He read them over very carefully after a scribe had copied them fair. ‘Listen, Master Gold. None of us really knows who is governing France these days. We do not want to break the truce, but we do not want to offend the wrong. . hmm. The wrong government. If you can, get me a sauvegarde from all three: the Dauphin, the King of Navarre and the King’s lieutenant. Understand?’
I think I smiled. ‘All too well, my lord,’ I said.
‘Sir John Chandos says you have a good head on your shoulders,’ he nodded. ‘Governing is not all about swords, eh? Get this done for the Prince and I’ll see you are rewarded.’ He looked at me. ‘I’d have sent Master Chaucer on this mission, but he, mmm, is not available.’
I bowed gratefully.
A letter had come to the army from England and ordered Chaucer home for a wedding. I wasn’t that sorry to see him go, but Richard was. We gave him a fine dinner, and so did Marie, as he passed through Bordeaux.
We rode north in spring. Our horses and gear were the worse for wear after almost ten months’ constant campaign, but we had just made our fortunes and we were cheerful. We sang. We told stories. That’s when we missed Chaucer the most, of course — he was an endless fund of stories, and that’s before he went to Italy.
We repeated our earlier route to Tours. The same royal officer passed us, with the same courtesy — this is one of the reasons the same men are used as couriers again and again. Once you are known, passing borders and gates is much easier.

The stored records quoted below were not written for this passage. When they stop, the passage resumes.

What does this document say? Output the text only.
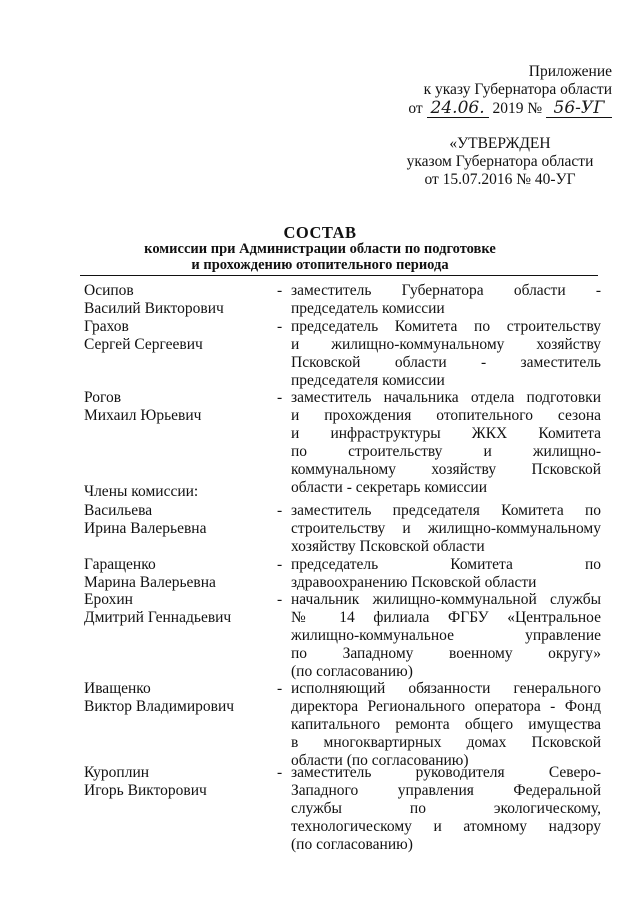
Приложение
к указу Губернатора области
от 24.06. 2019 № 56-УГ
«УТВЕРЖДЕН
указом Губернатора области
от 15.07.2016 № 40-УГ
СОСТАВ
комиссии при Администрации области по подготовке
и прохождению отопительного периода
Осипов
Василий Викторович
- заместитель Губернатора области -
председатель комиссии
Грахов
Сергей Сергеевич
- председатель Комитета по строительству
и жилищно-коммунальному хозяйству
Псковской области - заместитель
председателя комиссии
Рогов
Михаил Юрьевич
- заместитель начальника отдела подготовки
и прохождения отопительного сезона
и инфраструктуры ЖКХ Комитета
по строительству и жилищно-
коммунальному хозяйству Псковской
области - секретарь комиссии
Члены комиссии:
Васильева
Ирина Валерьевна
- заместитель председателя Комитета по
строительству и жилищно-коммунальному
хозяйству Псковской области
Гаращенко
Марина Валерьевна
- председатель Комитета по
здравоохранению Псковской области
Ерохин
Дмитрий Геннадьевич
- начальник жилищно-коммунальной службы
№ 14 филиала ФГБУ «Центральное
жилищно-коммунальное управление
по Западному военному округу»
(по согласованию)
Иващенко
Виктор Владимирович
- исполняющий обязанности генерального
директора Регионального оператора - Фонд
капитального ремонта общего имущества
в многоквартирных домах Псковской
области (по согласованию)
Куроплин
Игорь Викторович
- заместитель руководителя Северо-
Западного управления Федеральной
службы по экологическому,
технологическому и атомному надзору
(по согласованию)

North of Tours, we stayed within France and rode on to Paris. We passed north through a sullen country, full of furtive people. Bibbo was on his guard. I’d learned my lesson from du Guesclin, and now we went into our cloaks as soon as we’d eaten, and we kept watch all night. My page, Rob, was growing into a man, and had a good sword from Nadaillac; the rest of them were solid enough. We were used to each other’s ways — we could halt and, in an hour, the food was cooked, the fire out, the horses curried, fed and picketed, the blanket rolls laid on firesh-cut bracken of whatever type the area allowed, whether plundered straw or pine boughs. The taking of Nadaillac had improved our kit by four small tents, simple wedges of white linen that went up easily and stowed flat in wicker panniers. We often used them to roof over other structures, byres and barns and roofless hovels, but they were better than a sky full of rain, even by themselves.
By day, very little moved across the country. We never saw a wagon or a cart. Sam and John took to riding with their bows strung and over their shoulders, because despite the spring sun, there was an air of thunder over the whole country.
Twice we passed manor houses with smoke coming from the chimneys, but they weren’t interested in having us, so we rode on.
Forty miles south of Paris, at Etampes, we found the town taken and full of an English garrison. They claimed to be holding the town for the King of Navarre, but they gave us lodging, let us refill the feed bags for our horses and baggage animals, and we got wine and news.
The news was that the Dauphin had escaped from Pairs and was raising an army.
Word was that he was at Meaux, on the far side of the Seine. That set us a fine problem as we didn’t relish entering Paris, especially Paris controlled by Etienne Marcel and his red and blue hoods. Word was they were killing every aristocrat they could find.
The English held the lower Seine, but it was a hundred dangerous miles round Paris to the English-held crossings.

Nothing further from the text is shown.